There has been much conversation happening in regards to whether Muslims will overpopulate Hindus. The propaganda has been spread by the right wing as well as many leaders of Bharatiya Janata Party (BJP).

In mid-May, a working paper released by the Economic Advisory Council (EAC) to the Prime Minister made its rounds in the media. The 67-page paper in the EAC-PM Working Paper series, “Share of Religious Minorities: A cross-country analysis (1950-2015)”, authored by Shamika Ravi, Abraham Jose, and Apurv Kumar Mishra, argues that minorities in India are not just protected but also thriving.

This, according to it, was proven by their increased share in the population over a 65-year period. According to the report, the share of Indian Muslims in the country’s population has soared by more than 43 percent since 1950, which was the key takeaway from a new working paper.

The report was released amid the Lok Sabha elections that are ongoing in India, and looks at global demographic trends between 1950 and 2015. It relies on statistics from the Association of Religion Data Archive (ARDA), a free online database of global religious data.

It concludes that in the period studied, the share of the Muslim population in India increased by 43.15 percent, from 9.84 percent to 14.09 percent. By contrast, it says, the share of the majority Hindu population decreased by 7.82 percent between 1950 and 2015, from 84.68 percent to 78.06 percent.

The share of India’s Christian population rose from 2.24 percent to 2.36 percent – an increase of 5.38 percent; and the Sikh population by 6.58 percent, from 1.74 percent in 1950 to 1.85 percent in 2015.

The report mentions that the share of India’s Buddhist population has grown from 0.05 percent to 0.81 percent, but skips the percentage increase – nearly 1,600 percent, per this methodology – for the community.
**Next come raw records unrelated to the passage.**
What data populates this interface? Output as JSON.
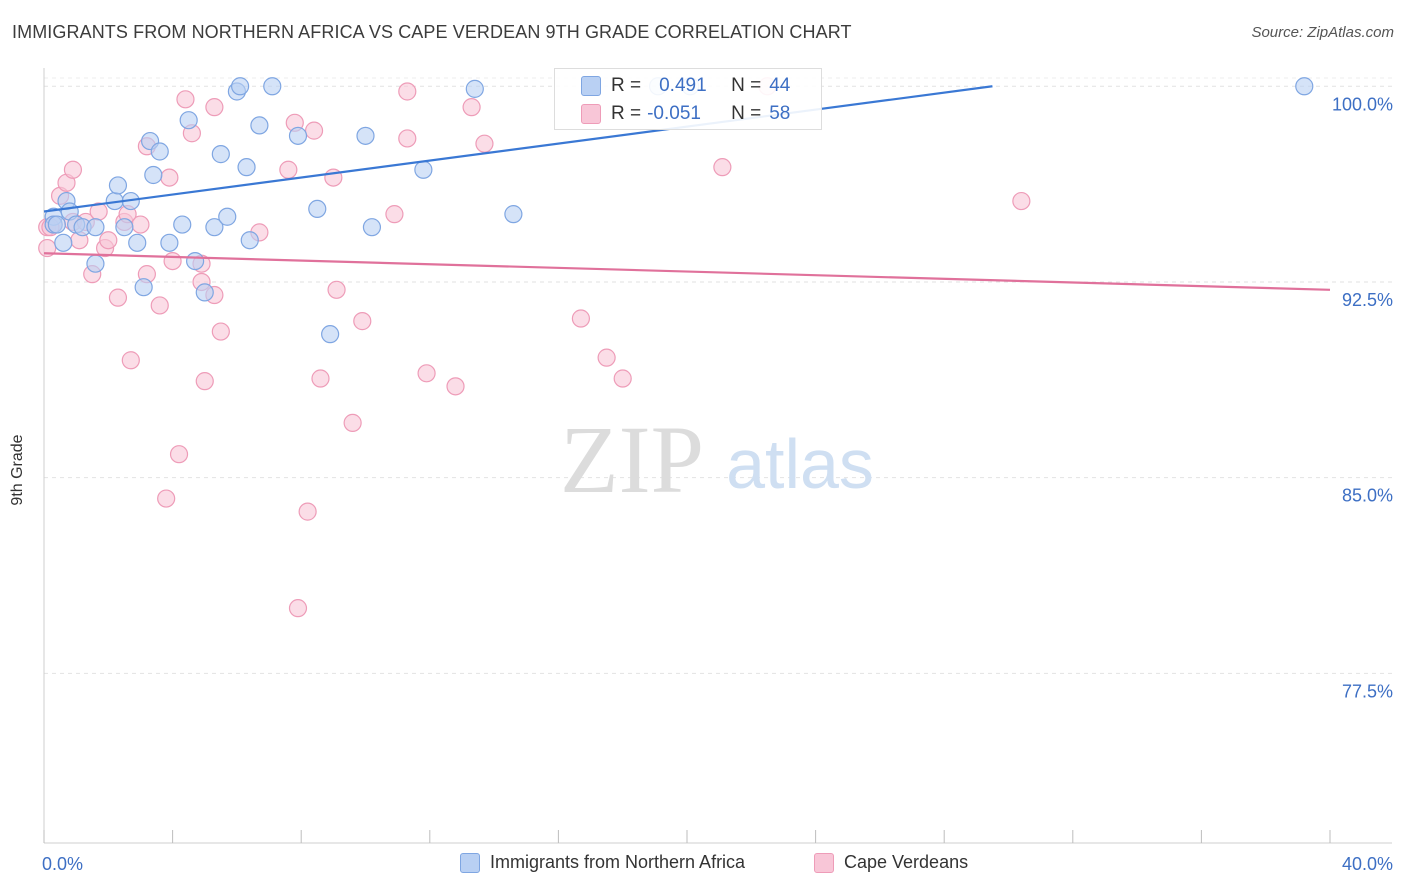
{
  "title": "IMMIGRANTS FROM NORTHERN AFRICA VS CAPE VERDEAN 9TH GRADE CORRELATION CHART",
  "source": "Source: ZipAtlas.com",
  "watermark": {
    "zip": "ZIP",
    "atlas": "atlas"
  },
  "colors": {
    "blue_fill": "#b9d0f3",
    "blue_stroke": "#7fa6e2",
    "blue_line": "#3a78d4",
    "pink_fill": "#f8c6d7",
    "pink_stroke": "#ee9cb8",
    "pink_line": "#e0719b",
    "tick_text": "#3d6fc4"
  },
  "legend": {
    "series1_label": "Immigrants from Northern Africa",
    "series2_label": "Cape Verdeans",
    "r_key": "R =",
    "n_key": "N =",
    "series1_r": "0.491",
    "series1_n": "44",
    "series2_r": "-0.051",
    "series2_n": "58"
  },
  "chart_data": {
    "type": "scatter",
    "title": "IMMIGRANTS FROM NORTHERN AFRICA VS CAPE VERDEAN 9TH GRADE CORRELATION CHART",
    "xlabel": "",
    "ylabel": "9th Grade",
    "xlim": [
      0,
      40
    ],
    "ylim": [
      71.0,
      100.7
    ],
    "x_tick_labels": [
      "0.0%",
      "40.0%"
    ],
    "y_ticks": [
      77.5,
      85.0,
      92.5,
      100.0
    ],
    "y_tick_labels": [
      "77.5%",
      "85.0%",
      "92.5%",
      "100.0%"
    ],
    "grid": true,
    "legend_position": "top-center",
    "series": [
      {
        "name": "Immigrants from Northern Africa",
        "color": "#7fa6e2",
        "r": 0.491,
        "n": 44,
        "trend": {
          "x": [
            0.0,
            29.5
          ],
          "y": [
            95.2,
            100.0
          ]
        },
        "points": [
          [
            0.3,
            95.0
          ],
          [
            0.3,
            94.7
          ],
          [
            0.4,
            94.7
          ],
          [
            0.6,
            94.0
          ],
          [
            0.7,
            95.6
          ],
          [
            0.8,
            95.2
          ],
          [
            1.0,
            94.7
          ],
          [
            1.2,
            94.6
          ],
          [
            1.6,
            93.2
          ],
          [
            1.6,
            94.6
          ],
          [
            2.2,
            95.6
          ],
          [
            2.3,
            96.2
          ],
          [
            2.5,
            94.6
          ],
          [
            2.7,
            95.6
          ],
          [
            2.9,
            94.0
          ],
          [
            3.1,
            92.3
          ],
          [
            3.3,
            97.9
          ],
          [
            3.4,
            96.6
          ],
          [
            3.6,
            97.5
          ],
          [
            3.9,
            94.0
          ],
          [
            4.3,
            94.7
          ],
          [
            4.5,
            98.7
          ],
          [
            4.7,
            93.3
          ],
          [
            5.0,
            92.1
          ],
          [
            5.3,
            94.6
          ],
          [
            5.5,
            97.4
          ],
          [
            5.7,
            95.0
          ],
          [
            6.0,
            99.8
          ],
          [
            6.1,
            100.0
          ],
          [
            6.3,
            96.9
          ],
          [
            6.4,
            94.1
          ],
          [
            6.7,
            98.5
          ],
          [
            7.1,
            100.0
          ],
          [
            7.9,
            98.1
          ],
          [
            8.5,
            95.3
          ],
          [
            8.9,
            90.5
          ],
          [
            10.0,
            98.1
          ],
          [
            10.2,
            94.6
          ],
          [
            11.8,
            96.8
          ],
          [
            13.4,
            99.9
          ],
          [
            14.6,
            95.1
          ],
          [
            19.1,
            100.0
          ],
          [
            20.1,
            100.0
          ],
          [
            39.2,
            100.0
          ]
        ]
      },
      {
        "name": "Cape Verdeans",
        "color": "#ee9cb8",
        "r": -0.051,
        "n": 58,
        "trend": {
          "x": [
            0.0,
            40.0
          ],
          "y": [
            93.6,
            92.2
          ]
        },
        "points": [
          [
            0.1,
            93.8
          ],
          [
            0.1,
            94.6
          ],
          [
            0.3,
            94.7
          ],
          [
            0.5,
            95.8
          ],
          [
            0.7,
            96.3
          ],
          [
            0.9,
            96.8
          ],
          [
            0.9,
            94.8
          ],
          [
            1.1,
            94.1
          ],
          [
            1.3,
            94.8
          ],
          [
            1.5,
            92.8
          ],
          [
            1.7,
            95.2
          ],
          [
            1.9,
            93.8
          ],
          [
            2.0,
            94.1
          ],
          [
            2.3,
            91.9
          ],
          [
            2.5,
            94.8
          ],
          [
            2.6,
            95.1
          ],
          [
            2.7,
            89.5
          ],
          [
            3.0,
            94.7
          ],
          [
            3.2,
            92.8
          ],
          [
            3.2,
            97.7
          ],
          [
            3.6,
            91.6
          ],
          [
            3.8,
            84.2
          ],
          [
            3.9,
            96.5
          ],
          [
            4.0,
            93.3
          ],
          [
            4.2,
            85.9
          ],
          [
            4.4,
            99.5
          ],
          [
            4.6,
            98.2
          ],
          [
            4.9,
            93.2
          ],
          [
            4.9,
            92.5
          ],
          [
            5.0,
            88.7
          ],
          [
            5.3,
            92.0
          ],
          [
            5.3,
            99.2
          ],
          [
            5.5,
            90.6
          ],
          [
            6.7,
            94.4
          ],
          [
            7.6,
            96.8
          ],
          [
            7.8,
            98.6
          ],
          [
            7.9,
            80.0
          ],
          [
            8.2,
            83.7
          ],
          [
            8.4,
            98.3
          ],
          [
            8.6,
            88.8
          ],
          [
            9.0,
            96.5
          ],
          [
            9.1,
            92.2
          ],
          [
            9.6,
            87.1
          ],
          [
            9.9,
            91.0
          ],
          [
            10.9,
            95.1
          ],
          [
            11.3,
            99.8
          ],
          [
            11.3,
            98.0
          ],
          [
            11.9,
            89.0
          ],
          [
            12.8,
            88.5
          ],
          [
            13.3,
            99.2
          ],
          [
            13.7,
            97.8
          ],
          [
            16.7,
            91.1
          ],
          [
            17.5,
            89.6
          ],
          [
            18.0,
            88.8
          ],
          [
            21.1,
            96.9
          ],
          [
            22.5,
            100.0
          ],
          [
            30.4,
            95.6
          ],
          [
            0.2,
            94.6
          ]
        ]
      }
    ]
  }
}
However, the report has been criticised by experts who said that the data was not released by an authentic database.

Meanwhile, the National Family Health Survey-5 released in 2022 found that the fertility rate among Muslims has seen the sharpest decline among all religious communities over the past two decades.

The Population Foundation of India also noted that “the decadal growth rate for Muslims had decreased from 32.9% in 1981-1991 to 24.6% in 2001-2011. This decline is more pronounced than that of Hindus, whose growth rate fell from 22.7% to 16.8% over the same period.”

This idea has been quashed by experts who said that from the statistics point of view, the idea that Muslims will surpass the Hindu population is bogus.

“I have spoken to professors who have worked on such issues and they have said it is all nonsense. It feels like they just want to drive Muslims to the ground,” Hameed said.

She went on to say that she is a proud Muslim. “I don’t wear a hijab but I am a practicing Muslim and I am proud to be one. These films do not show reality, but lie,” Hameed added.

Farooqui on the issue of the film said that this is a political issue and should be looked like one as well. “The only solution to this issue is political. Law and order intervention is also required,” he added.

The film’s trailer has also created an outrage on social media with netizens saying this is another hate propaganda against Muslims.

Meanwhile, actor Kapoor while addressing the backlash against the film told ANI “Nobody has watched the film but our actors are being given life threats, abuse and criticism.

“The film has been passed by the Censor Board. Opposing something in democracy is a right but issuing life threats and rape threats should not be allowed.

“There should be punishment for this. Watch the film first and then form an opinion. The film talks about motherhood, about population.”

The movie is set to release on the big screen on June 7.